Hey, I have been part of a funding programme and I need to develop a wearable band as a part of my project. I have made a breadboard prototype, now it's my time to make a miniaturized version of it. Obviously, PCB's are the way, but the thing is my team are still in the stage of developing the prototype.

In order to do this, we need to frequently burn the code into the microcontroller, but it is very hard and a bad idea to constantly pick the MCU out of the board, programme it and resolder it again. And I cannot even accept to have a USB connector and onboard debugger in order to establish a hardware programmer. So please do suggest me a way which microcontrollers are easy and efficient to programme and interface with my PCB. I am planning to use an ATMega microcontrollers, I feel they are the best. I know you can prove me wrong, please suggest me ways.

you can email me here testuers234@gmail.com


If you leave the bootloader in your ATmega chip, you only need 3 wires (RX, TX, reset) to connect to an "uploader" to load new code - that's all that the Arduino have in between the USB chip and the AVR.

With one of the new UPDI AVRs, it would only need the one UPDI pin.

(in addition to ground...)


Put square pads on your PCB and use a test jig with pogo pins to program it.

You can then program this with the serial interface or the program header on most Arduinos.


Hey Grumpy_Mike,

How about using a 8 pin SOP programming socket kind of thing? I will be using an attiny85 SMD package MCU for my applications as of now, so is it a good idea to programme it like that? Or any new methods that i can follow


They are a bit big for a prototype as are ZIF sockets which is why I didn't suggest them.

Fine for programming but you still have to repeatedly insert it in the board's socket.

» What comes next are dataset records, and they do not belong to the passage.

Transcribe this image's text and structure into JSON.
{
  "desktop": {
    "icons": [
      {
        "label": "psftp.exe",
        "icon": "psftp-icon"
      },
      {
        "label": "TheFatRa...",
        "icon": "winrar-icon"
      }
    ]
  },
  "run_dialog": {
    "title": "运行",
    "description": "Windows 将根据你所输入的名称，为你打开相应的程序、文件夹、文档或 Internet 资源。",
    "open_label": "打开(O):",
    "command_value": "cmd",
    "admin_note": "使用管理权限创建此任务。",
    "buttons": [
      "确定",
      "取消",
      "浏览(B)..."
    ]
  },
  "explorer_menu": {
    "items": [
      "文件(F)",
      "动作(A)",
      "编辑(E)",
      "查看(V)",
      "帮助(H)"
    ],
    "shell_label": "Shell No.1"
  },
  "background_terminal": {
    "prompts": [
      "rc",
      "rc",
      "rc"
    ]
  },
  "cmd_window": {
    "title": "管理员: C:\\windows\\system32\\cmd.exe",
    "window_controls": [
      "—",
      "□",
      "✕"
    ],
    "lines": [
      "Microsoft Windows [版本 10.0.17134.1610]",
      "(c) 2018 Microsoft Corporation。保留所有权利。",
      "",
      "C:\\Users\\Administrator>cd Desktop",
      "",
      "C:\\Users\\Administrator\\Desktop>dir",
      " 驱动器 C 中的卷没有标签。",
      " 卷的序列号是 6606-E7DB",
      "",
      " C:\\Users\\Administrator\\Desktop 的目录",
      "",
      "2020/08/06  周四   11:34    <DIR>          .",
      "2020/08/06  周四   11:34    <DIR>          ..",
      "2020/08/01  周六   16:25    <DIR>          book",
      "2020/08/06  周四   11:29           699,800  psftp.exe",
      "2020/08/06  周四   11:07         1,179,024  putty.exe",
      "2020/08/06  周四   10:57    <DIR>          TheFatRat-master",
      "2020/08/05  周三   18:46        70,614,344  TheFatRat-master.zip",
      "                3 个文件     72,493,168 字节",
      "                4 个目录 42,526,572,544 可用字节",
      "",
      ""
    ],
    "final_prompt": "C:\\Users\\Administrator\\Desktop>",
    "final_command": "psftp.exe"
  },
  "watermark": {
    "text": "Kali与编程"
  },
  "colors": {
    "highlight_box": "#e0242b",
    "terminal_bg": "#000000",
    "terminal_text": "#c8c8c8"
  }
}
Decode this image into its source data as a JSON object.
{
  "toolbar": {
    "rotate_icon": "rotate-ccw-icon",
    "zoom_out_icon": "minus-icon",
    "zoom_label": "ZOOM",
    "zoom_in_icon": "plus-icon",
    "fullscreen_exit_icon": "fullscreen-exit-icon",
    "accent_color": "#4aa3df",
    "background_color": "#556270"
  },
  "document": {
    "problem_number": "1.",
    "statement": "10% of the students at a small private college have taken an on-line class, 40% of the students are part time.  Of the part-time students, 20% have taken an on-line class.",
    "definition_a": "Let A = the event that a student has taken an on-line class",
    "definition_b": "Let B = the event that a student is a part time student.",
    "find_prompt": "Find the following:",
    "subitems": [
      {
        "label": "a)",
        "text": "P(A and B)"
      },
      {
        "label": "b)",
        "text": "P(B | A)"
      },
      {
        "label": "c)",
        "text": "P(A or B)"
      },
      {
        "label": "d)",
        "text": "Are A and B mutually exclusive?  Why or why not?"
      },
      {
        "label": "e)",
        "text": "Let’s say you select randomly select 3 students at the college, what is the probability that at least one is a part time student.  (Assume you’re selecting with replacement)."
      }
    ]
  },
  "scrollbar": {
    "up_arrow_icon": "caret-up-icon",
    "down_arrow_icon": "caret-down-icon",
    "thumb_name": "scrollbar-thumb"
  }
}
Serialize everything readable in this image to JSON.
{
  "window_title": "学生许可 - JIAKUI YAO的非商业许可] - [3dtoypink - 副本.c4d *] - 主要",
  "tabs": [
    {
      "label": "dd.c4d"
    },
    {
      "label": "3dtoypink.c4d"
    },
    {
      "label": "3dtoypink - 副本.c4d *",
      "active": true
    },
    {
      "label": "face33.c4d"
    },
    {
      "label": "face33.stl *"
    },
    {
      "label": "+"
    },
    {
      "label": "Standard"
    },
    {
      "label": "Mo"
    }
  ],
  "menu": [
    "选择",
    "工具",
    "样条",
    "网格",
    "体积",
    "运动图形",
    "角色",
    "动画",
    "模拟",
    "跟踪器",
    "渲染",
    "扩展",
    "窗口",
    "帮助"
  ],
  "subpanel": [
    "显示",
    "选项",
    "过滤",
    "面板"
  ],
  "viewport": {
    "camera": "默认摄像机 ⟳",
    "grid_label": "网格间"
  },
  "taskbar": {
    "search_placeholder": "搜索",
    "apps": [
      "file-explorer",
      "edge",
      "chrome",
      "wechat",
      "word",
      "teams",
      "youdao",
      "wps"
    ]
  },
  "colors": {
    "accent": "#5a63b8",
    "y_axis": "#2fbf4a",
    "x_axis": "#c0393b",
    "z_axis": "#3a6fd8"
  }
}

Depending on what you do with certain pins, you can also put an ICSP interface on your board, and use a programmer to bypass the bootloader.
What, I need to say something else too?


Hey Chris,

Please help me more on it, ICSP is the exact thing I've been thinking off too.


You will need a "programmer" or hook up a spare Uno to act as a programmer. Then you can send a program to most avr chips by using the reset, mosi, miso and sclk pins without removing the chip from the circuit.

Here is Arduino's tutorial: https://www.arduino.cc/en/Tutorial/ArduinoISP
What, I need to say something else too?